Setting up a dual-boot system is easy to do these days, but switching to linux requires a reboot. What colinux does is let you run your linux distribution under windows. They also have the option of downloading a debian or gentoo filesystem instead and using that basic linux system (it's missing lots of packages though, but they do support apt-get/emerge). This is a walkthrough for setting up colinux to work with an existing linux distribution on another hard drive partition, since it's the more complicated (and useful) of the two options.

- download colinux [1] That's the 5/24/05 snapshot under Development Snapshots from the homepage. It's stable as far as I can tell and they've fixed a couple major bugs since stable.

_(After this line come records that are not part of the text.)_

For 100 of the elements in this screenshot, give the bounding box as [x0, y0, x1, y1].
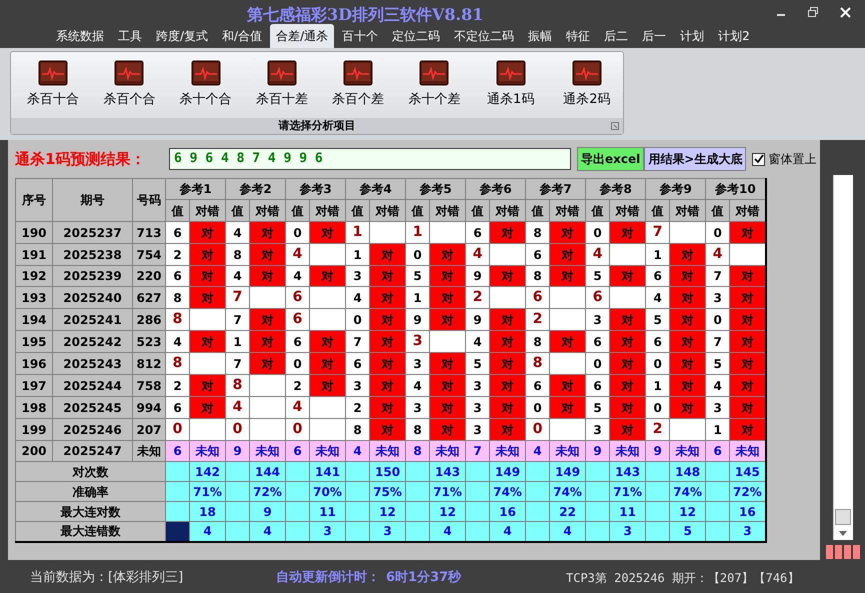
table-cell: 713: [132, 222, 166, 244]
table-cell: 7: [226, 286, 250, 308]
table-cell: 2: [286, 374, 310, 396]
menu-tab[interactable]: 合差/通杀: [270, 24, 334, 48]
ribbon-button-label[interactable]: 通杀2码: [563, 90, 611, 110]
table-cell: 72%: [730, 482, 766, 502]
menu-tab[interactable]: 振幅: [522, 24, 558, 48]
stat-label: 对次数: [16, 462, 166, 482]
table-cell: 对: [370, 352, 406, 374]
table-cell: 对: [670, 396, 706, 418]
table-cell: 对: [730, 286, 766, 308]
table-cell: 5: [670, 522, 706, 542]
ribbon-button-label[interactable]: 通杀1码: [486, 90, 534, 110]
menu-tab[interactable]: 后一: [636, 24, 672, 48]
table-cell: 994: [132, 396, 166, 418]
table-cell: 对: [250, 352, 286, 374]
table-cell: 对: [430, 308, 466, 330]
table-cell: 4: [706, 244, 730, 266]
table-cell: 对: [310, 266, 346, 286]
window-title: 第七感福彩3D排列三软件V8.81: [247, 4, 484, 26]
ribbon-button-label[interactable]: 杀十个差: [408, 90, 460, 110]
scrollbar-thumb[interactable]: [835, 509, 851, 525]
status-block: [844, 545, 850, 559]
table-cell: 对: [670, 374, 706, 396]
expand-icon[interactable]: [611, 122, 619, 130]
table-cell: 2: [346, 396, 370, 418]
close-icon[interactable]: [840, 6, 851, 18]
menu-tab[interactable]: 计划2: [712, 24, 756, 48]
table-cell: 对: [310, 330, 346, 352]
table-cell: 0: [706, 308, 730, 330]
menu-tab[interactable]: 特征: [560, 24, 596, 48]
table-cell: 144: [250, 462, 286, 482]
table-cell: 192: [16, 266, 52, 286]
table-cell: 对: [730, 374, 766, 396]
table-cell: 2025247: [52, 440, 132, 462]
menu-tab[interactable]: 跨度/复式: [150, 24, 214, 48]
generate-button[interactable]: 用结果>生成大底: [644, 147, 746, 171]
table-cell: 191: [16, 244, 52, 266]
table-cell: 207: [132, 418, 166, 440]
ribbon-button-label[interactable]: 杀百十差: [256, 90, 308, 110]
menu-tab[interactable]: 后二: [598, 24, 634, 48]
heartbeat-monitor-icon: [496, 60, 526, 86]
table-cell: 对: [610, 308, 646, 330]
table-cell: 71%: [190, 482, 226, 502]
table-cell: 3: [466, 374, 490, 396]
table-cell: 4: [250, 522, 286, 542]
menu-tab[interactable]: 计划: [674, 24, 710, 48]
table-cell: 0: [286, 418, 310, 440]
ribbon-button-label[interactable]: 杀百十合: [27, 90, 80, 110]
scrollbar[interactable]: [832, 175, 852, 540]
table-cell: 196: [16, 352, 52, 374]
table-cell: 2025242: [52, 330, 132, 352]
table-cell: 未知: [730, 440, 766, 462]
table-cell: 3: [310, 522, 346, 542]
table-cell: 对: [670, 308, 706, 330]
menu-tab[interactable]: 和/合值: [216, 24, 268, 48]
table-cell: 194: [16, 308, 52, 330]
heartbeat-monitor-icon: [38, 60, 68, 86]
scroll-down-icon[interactable]: [839, 531, 847, 536]
table-cell: 6: [166, 222, 190, 244]
menu-tab[interactable]: 工具: [112, 24, 148, 48]
column-header: 对错: [610, 200, 646, 222]
table-cell: 对: [190, 244, 226, 266]
menu-tab[interactable]: 系统数据: [50, 24, 110, 48]
column-header: 参考6: [466, 178, 526, 200]
table-cell: 74%: [490, 482, 526, 502]
prediction-field[interactable]: 6 9 6 4 8 7 4 9 9 6: [169, 148, 571, 170]
table-cell: 0: [406, 244, 430, 266]
checkbox[interactable]: [752, 152, 766, 166]
table-cell: 3: [346, 374, 370, 396]
table-cell: 2025237: [52, 222, 132, 244]
table-cell: 22: [550, 502, 586, 522]
table-cell: 3: [586, 308, 610, 330]
table-cell: 8: [226, 244, 250, 266]
column-header: 值: [226, 200, 250, 222]
column-header: 参考3: [286, 178, 346, 200]
table-cell: 4: [226, 396, 250, 418]
menu-tab[interactable]: 百十个: [336, 24, 384, 48]
ribbon-button-label[interactable]: 杀百个合: [103, 90, 156, 110]
export-button[interactable]: 导出excel: [577, 147, 644, 171]
table-cell: 9: [586, 440, 610, 462]
restore-icon[interactable]: [808, 7, 818, 17]
ribbon-button-label[interactable]: 杀百个差: [332, 90, 384, 110]
table-cell: 对: [250, 266, 286, 286]
table-cell: 16: [730, 502, 766, 522]
table-cell: 8: [406, 418, 430, 440]
table-cell: 3: [706, 286, 730, 308]
table-cell: 18: [190, 502, 226, 522]
table-cell: 4: [526, 440, 550, 462]
stat-label: 准确率: [16, 482, 166, 502]
table-cell: 142: [190, 462, 226, 482]
menu-tab[interactable]: 定位二码: [386, 24, 446, 48]
table-cell: 对: [430, 374, 466, 396]
table-cell: 9: [466, 308, 490, 330]
table-cell: 对: [730, 222, 766, 244]
column-header: 值: [586, 200, 610, 222]
menu-tab[interactable]: 不定位二码: [448, 24, 520, 48]
ribbon-button-label[interactable]: 杀十个合: [180, 90, 232, 110]
table-cell: 对: [250, 222, 286, 244]
table-cell: 对: [610, 374, 646, 396]
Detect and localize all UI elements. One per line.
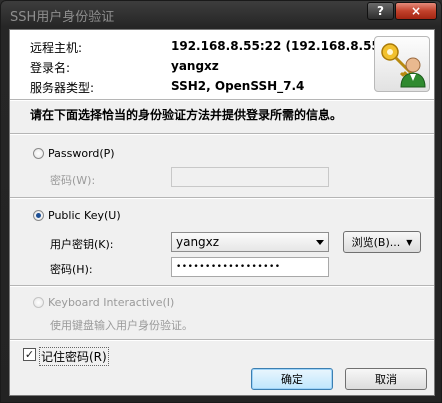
help-icon: ? xyxy=(377,4,384,18)
dialog-body: 远程主机: 192.168.8.55:22 (192.168.8.55) 登录名… xyxy=(9,29,435,396)
browse-button[interactable]: 浏览(B)... ▼ xyxy=(343,231,421,253)
window-title: SSH用户身份验证 xyxy=(10,10,115,25)
public-key-radio-label[interactable]: Public Key(U) xyxy=(48,209,121,222)
section-divider-2 xyxy=(10,197,434,199)
keyboard-interactive-desc: 使用键盘输入用户身份验证。 xyxy=(50,319,193,332)
instruction-text: 请在下面选择恰当的身份验证方法并提供登录所需的信息。 xyxy=(30,108,343,122)
header-divider xyxy=(10,99,434,101)
ok-button-label: 确定 xyxy=(281,373,303,386)
chevron-down-icon xyxy=(316,240,324,245)
remember-password-checkbox[interactable]: ✓ xyxy=(23,348,36,361)
ok-button[interactable]: 确定 xyxy=(251,368,333,390)
dropdown-arrow-icon: ▼ xyxy=(406,237,413,247)
help-button[interactable]: ? xyxy=(367,2,394,20)
key-user-icon xyxy=(374,36,430,92)
passphrase-input[interactable]: •••••••••••••••••• xyxy=(171,257,329,277)
password-radio[interactable] xyxy=(33,148,44,159)
cancel-button-label: 取消 xyxy=(375,373,397,386)
close-icon: × xyxy=(410,4,422,18)
keyboard-interactive-radio[interactable] xyxy=(33,297,44,308)
section-divider-4 xyxy=(10,339,434,341)
keyboard-interactive-label[interactable]: Keyboard Interactive(I) xyxy=(48,296,174,309)
cancel-button[interactable]: 取消 xyxy=(345,368,427,390)
password-field-label: 密码(W): xyxy=(50,174,96,187)
remote-host-label: 远程主机: xyxy=(30,41,83,55)
server-type-value: SSH2, OpenSSH_7.4 xyxy=(171,79,305,93)
user-key-select[interactable]: yangxz xyxy=(171,232,329,252)
login-name-value: yangxz xyxy=(171,59,219,73)
remember-password-label[interactable]: 记住密码(R) xyxy=(39,347,109,366)
auth-dialog-window: SSH用户身份验证 ? × 远程主机: 192.168.8.55:22 (192… xyxy=(0,0,442,403)
close-button[interactable]: × xyxy=(395,2,437,20)
connection-info-panel: 远程主机: 192.168.8.55:22 (192.168.8.55) 登录名… xyxy=(10,30,434,99)
section-divider-3 xyxy=(10,285,434,287)
checkmark-icon: ✓ xyxy=(24,348,35,361)
password-radio-label[interactable]: Password(P) xyxy=(48,147,115,160)
login-name-label: 登录名: xyxy=(30,61,71,75)
user-key-selected-value: yangxz xyxy=(176,235,220,249)
browse-button-label: 浏览(B)... xyxy=(351,236,401,249)
remote-host-value: 192.168.8.55:22 (192.168.8.55) xyxy=(171,39,386,53)
public-key-radio[interactable] xyxy=(33,210,44,221)
section-divider-1 xyxy=(10,133,434,135)
title-bar[interactable]: SSH用户身份验证 ? × xyxy=(1,1,441,27)
passphrase-label: 密码(H): xyxy=(50,263,93,276)
user-key-label: 用户密钥(K): xyxy=(50,238,114,251)
password-input[interactable] xyxy=(171,167,329,187)
server-type-label: 服务器类型: xyxy=(30,81,95,95)
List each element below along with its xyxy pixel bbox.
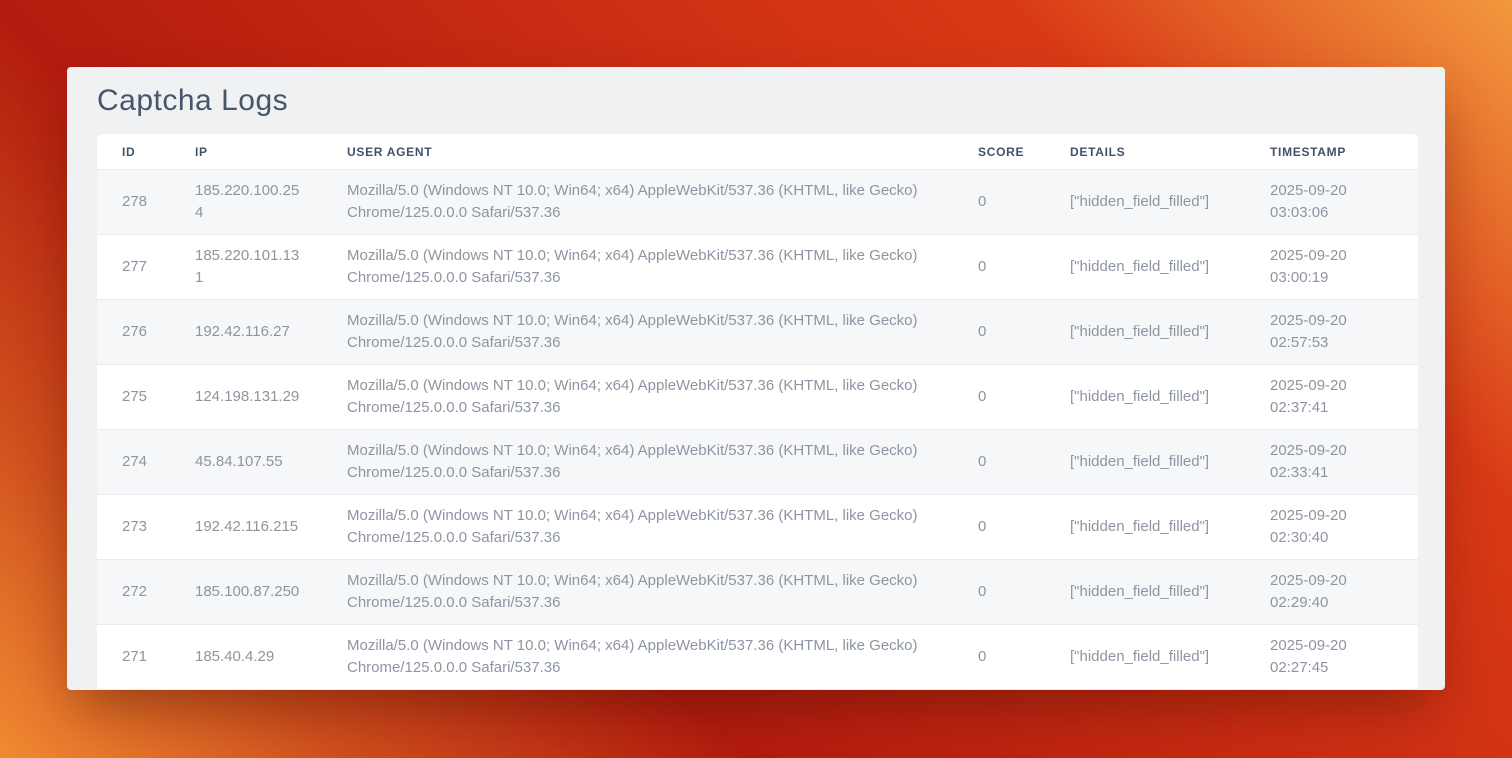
cell-user-agent: Mozilla/5.0 (Windows NT 10.0; Win64; x64… [322,300,953,365]
table-row: 278 185.220.100.254 Mozilla/5.0 (Windows… [97,170,1418,235]
cell-id: 275 [97,365,170,430]
cell-score: 0 [953,365,1045,430]
cell-details: ["hidden_field_filled"] [1045,430,1245,495]
cell-ip: 192.42.116.215 [170,495,322,560]
cell-user-agent: Mozilla/5.0 (Windows NT 10.0; Win64; x64… [322,495,953,560]
cell-timestamp: 2025-09-20 02:37:41 [1245,365,1418,430]
cell-id: 271 [97,625,170,690]
cell-timestamp: 2025-09-20 02:27:45 [1245,625,1418,690]
cell-timestamp: 2025-09-20 02:29:40 [1245,560,1418,625]
cell-details: ["hidden_field_filled"] [1045,495,1245,560]
cell-id: 278 [97,170,170,235]
cell-user-agent: Mozilla/5.0 (Windows NT 10.0; Win64; x64… [322,365,953,430]
cell-user-agent: Mozilla/5.0 (Windows NT 10.0; Win64; x64… [322,235,953,300]
cell-ip: 185.100.87.250 [170,560,322,625]
cell-timestamp: 2025-09-20 03:00:19 [1245,235,1418,300]
cell-score: 0 [953,495,1045,560]
cell-user-agent: Mozilla/5.0 (Windows NT 10.0; Win64; x64… [322,560,953,625]
page-title: Captcha Logs [67,67,1445,134]
page-background: { "page": { "title": "Captcha Logs" }, "… [0,0,1512,758]
cell-details: ["hidden_field_filled"] [1045,170,1245,235]
logs-table-container: ID IP USER AGENT SCORE DETAILS TIMESTAMP… [97,134,1418,690]
cell-details: ["hidden_field_filled"] [1045,235,1245,300]
column-header-id: ID [97,134,170,170]
cell-ip: 185.220.101.131 [170,235,322,300]
column-header-ip: IP [170,134,322,170]
table-row: 271 185.40.4.29 Mozilla/5.0 (Windows NT … [97,625,1418,690]
cell-timestamp: 2025-09-20 03:03:06 [1245,170,1418,235]
cell-timestamp: 2025-09-20 02:57:53 [1245,300,1418,365]
cell-ip: 192.42.116.27 [170,300,322,365]
cell-score: 0 [953,625,1045,690]
cell-user-agent: Mozilla/5.0 (Windows NT 10.0; Win64; x64… [322,625,953,690]
cell-id: 274 [97,430,170,495]
cell-timestamp: 2025-09-20 02:30:40 [1245,495,1418,560]
column-header-timestamp: TIMESTAMP [1245,134,1418,170]
column-header-user-agent: USER AGENT [322,134,953,170]
cell-details: ["hidden_field_filled"] [1045,560,1245,625]
cell-ip: 185.40.4.29 [170,625,322,690]
cell-details: ["hidden_field_filled"] [1045,625,1245,690]
cell-score: 0 [953,170,1045,235]
column-header-score: SCORE [953,134,1045,170]
cell-id: 276 [97,300,170,365]
table-row: 276 192.42.116.27 Mozilla/5.0 (Windows N… [97,300,1418,365]
table-row: 272 185.100.87.250 Mozilla/5.0 (Windows … [97,560,1418,625]
cell-details: ["hidden_field_filled"] [1045,365,1245,430]
cell-score: 0 [953,560,1045,625]
cell-id: 277 [97,235,170,300]
table-body: 278 185.220.100.254 Mozilla/5.0 (Windows… [97,170,1418,690]
cell-score: 0 [953,430,1045,495]
cell-details: ["hidden_field_filled"] [1045,300,1245,365]
cell-ip: 45.84.107.55 [170,430,322,495]
cell-user-agent: Mozilla/5.0 (Windows NT 10.0; Win64; x64… [322,430,953,495]
cell-id: 273 [97,495,170,560]
cell-id: 272 [97,560,170,625]
cell-ip: 185.220.100.254 [170,170,322,235]
cell-score: 0 [953,235,1045,300]
table-row: 277 185.220.101.131 Mozilla/5.0 (Windows… [97,235,1418,300]
cell-user-agent: Mozilla/5.0 (Windows NT 10.0; Win64; x64… [322,170,953,235]
captcha-logs-card: Captcha Logs ID IP USER AGENT SCORE DETA… [67,67,1445,690]
column-header-details: DETAILS [1045,134,1245,170]
cell-score: 0 [953,300,1045,365]
table-row: 273 192.42.116.215 Mozilla/5.0 (Windows … [97,495,1418,560]
table-row: 275 124.198.131.29 Mozilla/5.0 (Windows … [97,365,1418,430]
cell-timestamp: 2025-09-20 02:33:41 [1245,430,1418,495]
table-row: 274 45.84.107.55 Mozilla/5.0 (Windows NT… [97,430,1418,495]
table-header: ID IP USER AGENT SCORE DETAILS TIMESTAMP [97,134,1418,170]
cell-ip: 124.198.131.29 [170,365,322,430]
logs-table: ID IP USER AGENT SCORE DETAILS TIMESTAMP… [97,134,1418,690]
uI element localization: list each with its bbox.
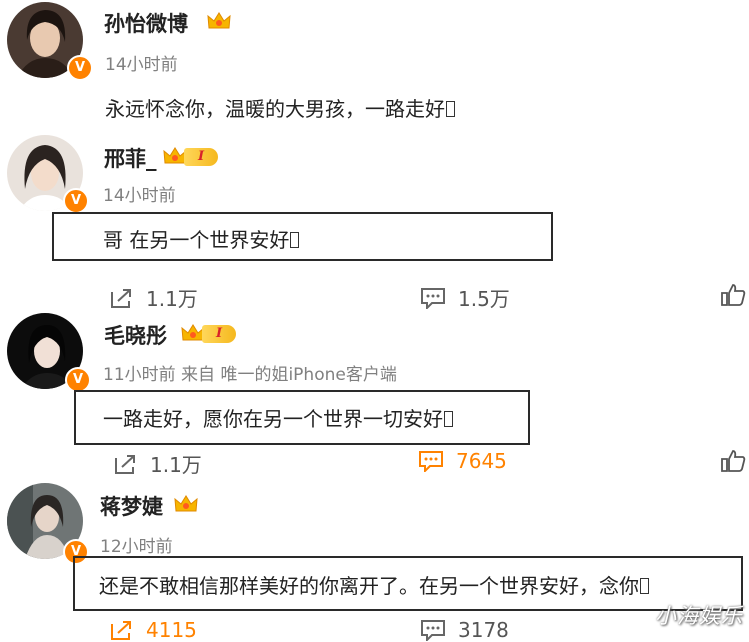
username[interactable]: 孙怡微博 <box>104 8 188 38</box>
forward-button[interactable]: 4115 <box>108 618 197 642</box>
forward-count: 1.1万 <box>150 453 202 477</box>
comment-text-body: 一路走好，愿你在另一个世界一切安好 <box>103 407 443 431</box>
comment-icon <box>421 620 445 641</box>
share-icon <box>115 454 135 474</box>
comment-text: 还是不敢相信那样美好的你离开了。在另一个世界安好，念你 <box>99 570 649 599</box>
missing-glyph-icon <box>640 578 649 594</box>
comment-text: 永远怀念你，温暖的大男孩，一路走好 <box>105 93 455 122</box>
reply-count: 3178 <box>458 618 509 642</box>
reply-count: 7645 <box>456 449 507 473</box>
verified-icon: V <box>63 188 89 214</box>
missing-glyph-icon <box>446 101 455 117</box>
comment-icon <box>419 451 443 472</box>
forward-count: 4115 <box>146 618 197 642</box>
username[interactable]: 邢菲_ <box>104 143 157 173</box>
comment-feed: V 孙怡微博 14小时前 永远怀念你，温暖的大男孩，一路走好 V 邢菲_ I 1… <box>0 0 749 642</box>
share-icon <box>111 288 131 308</box>
reply-button[interactable]: 7645 <box>418 449 507 473</box>
crown-icon <box>174 495 198 512</box>
verified-icon: V <box>67 55 93 81</box>
comment-text-body: 哥 在另一个世界安好 <box>103 228 290 252</box>
reply-count: 1.5万 <box>458 287 510 311</box>
timestamp: 12小时前 <box>100 537 173 557</box>
forward-count: 1.1万 <box>146 287 198 311</box>
missing-glyph-icon <box>444 411 453 427</box>
timestamp: 14小时前 <box>105 55 178 75</box>
comment-icon <box>421 287 445 309</box>
watermark: 小海娱乐 <box>655 604 743 628</box>
comment-text-body: 永远怀念你，温暖的大男孩，一路走好 <box>105 97 445 121</box>
comment-text-body: 还是不敢相信那样美好的你离开了。在另一个世界安好，念你 <box>99 574 639 598</box>
timestamp: 11小时前 来自 唯一的姐iPhone客户端 <box>103 365 397 385</box>
username[interactable]: 蒋梦婕 <box>100 491 163 521</box>
username[interactable]: 毛晓彤 <box>104 320 167 350</box>
forward-button[interactable]: 1.1万 <box>108 283 198 312</box>
comment-text: 一路走好，愿你在另一个世界一切安好 <box>103 403 453 432</box>
like-icon[interactable] <box>720 283 746 307</box>
level-badge: I <box>184 148 218 166</box>
reply-button[interactable]: 3178 <box>420 618 509 642</box>
share-icon <box>111 621 131 640</box>
missing-glyph-icon <box>290 232 300 248</box>
forward-button[interactable]: 1.1万 <box>112 449 202 478</box>
comment-text: 哥 在另一个世界安好 <box>103 224 300 253</box>
level-badge: I <box>202 325 236 343</box>
reply-button[interactable]: 1.5万 <box>420 283 510 312</box>
like-icon[interactable] <box>720 449 746 473</box>
crown-icon <box>207 12 231 29</box>
timestamp: 14小时前 <box>103 186 176 206</box>
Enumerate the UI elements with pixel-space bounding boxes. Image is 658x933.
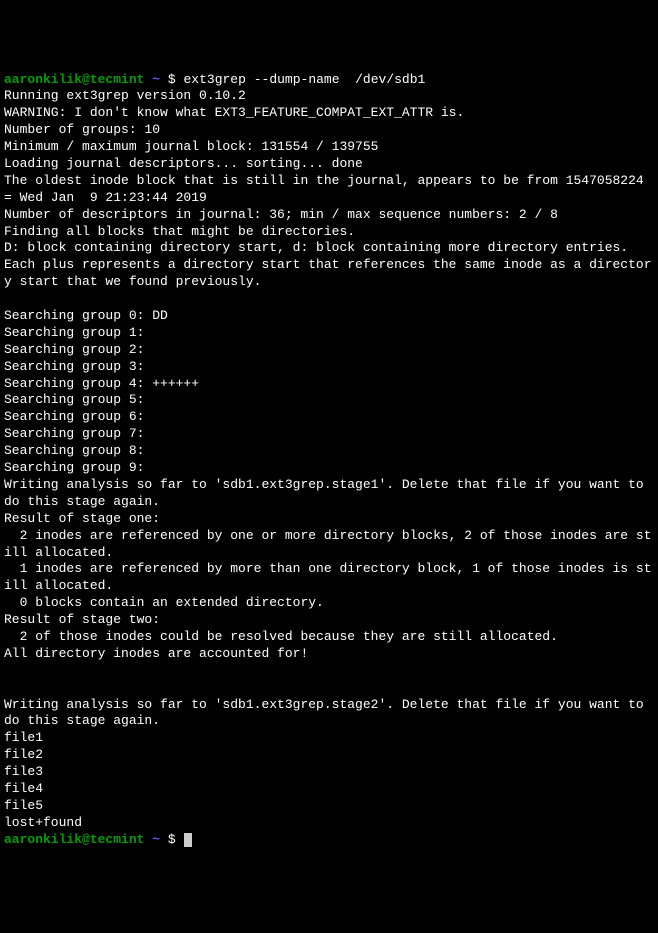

- run the installer check everything except uncheck "Root Filesystem image Download"
install to c:\coLinux and not c:\Program Files\coLinux, since /dev paths are relative to the installation directory
don't bother downloading and installing WinPCAP (the included TAP driver works fine)
hit "continue anyway" for the tap driver installation
goto Network Connections under control panel and right click on the newly installed LAN connection (TAP-Win32 Adapter V8 (colinux)). You may want to set configure->advanced->media status to "always connected". Set the ip (tcp/ip properties) to a new ip address on your lan. E.g. my hardware firewall my internet address 68.x.x.x. Then one computer gets 192.168.1.2 and the other one (wireless connection) gets 192.168.1.3. They both set the gateway field to 192.168.1.1 (configured in the hardware firewall settings). So I set the TAP adapter ip to 192.168.1.4, it's gatway to 192.168.1.1 and the dns servers to those given to me by my isp (68.x.x.x). Now select both your network connection and the TAP lan connection (ctrl-click) and then right click on one of them and select Bridge Connections. Now right-click the Network Bridge and set the tcp/ip address to the same one your internet connection uses (192.168.1.3 here). Also put in the dns servers and gateway. You may need to right-click the Network Bridge and click Disable followed by Enable to get the connection working. What happens is that your windows internet connection is still the same ip (192.168.1.3) but from within colinux, your TAP eth0 connection will use the new ip given to the TAP connection (192.168.1.4). So colinux looks like a new box on your LAN.

- create a configuration script first you need to find out which partitions your linux distribution uses as seen by windows. download either Dmdiag.exe from Microsoft or WinObj.zip from Sysinternals.
[2] [3]

usage:
dmdiag > out.txt
winobj -
check \GLOBAL?? for the name of your windows partitions (C:, D:). I have \Device\HarddiskVolume1 and \Device\HarddiskVolume2 for C: and D:. The next partition is probably the linux one. Goto \Device\Harddisk0 to see all the partitions on the disk.

now create a batch script (c:\coLinux\colinux.bat) to launch colinux:
colinux-daemon.exe -t nt mem=256 kernel=vmlinux hda6=\Device\Harddisk0\Partition3 hda7=\Device\Harddisk0\Partition4 root=/dev/hda6 eth0=tuntap cofs0=c:\coLinux 3

This means use the standard NT console (better because you can cut&paste using the mouse), give 256mb of ram to colinux, specifies the name of the kernel, the linux partitiions, virtual ethernet adapter, and a shared directory which can be used to copy files between the colinux and windows systems.

My linux root (/) partition is /dev/hda6 and swap partition is /dev/hda7. These correspond to \Device\Harddisk0\Partition3 and \Device\Harddisk0\Partition4 under windows (note that windows doesn't reserve a partition name for the extended partition -- my linux partitions are logical and not primary partitions). The root is given to be /dev/hda6, and you can just put tuntap for eth0, which will find the TAP connection we setup. cofs0 will be the device name of the shared folder to use to transfer files to/from windows. The 3 on the end is passed to the kernel as a kernel parameter. It means enter runlevel 3 (init 3). I need to do this since my default runlevel on boot is 5 which starts KDE, but this will crash colinux since it doesn't support X under colinux.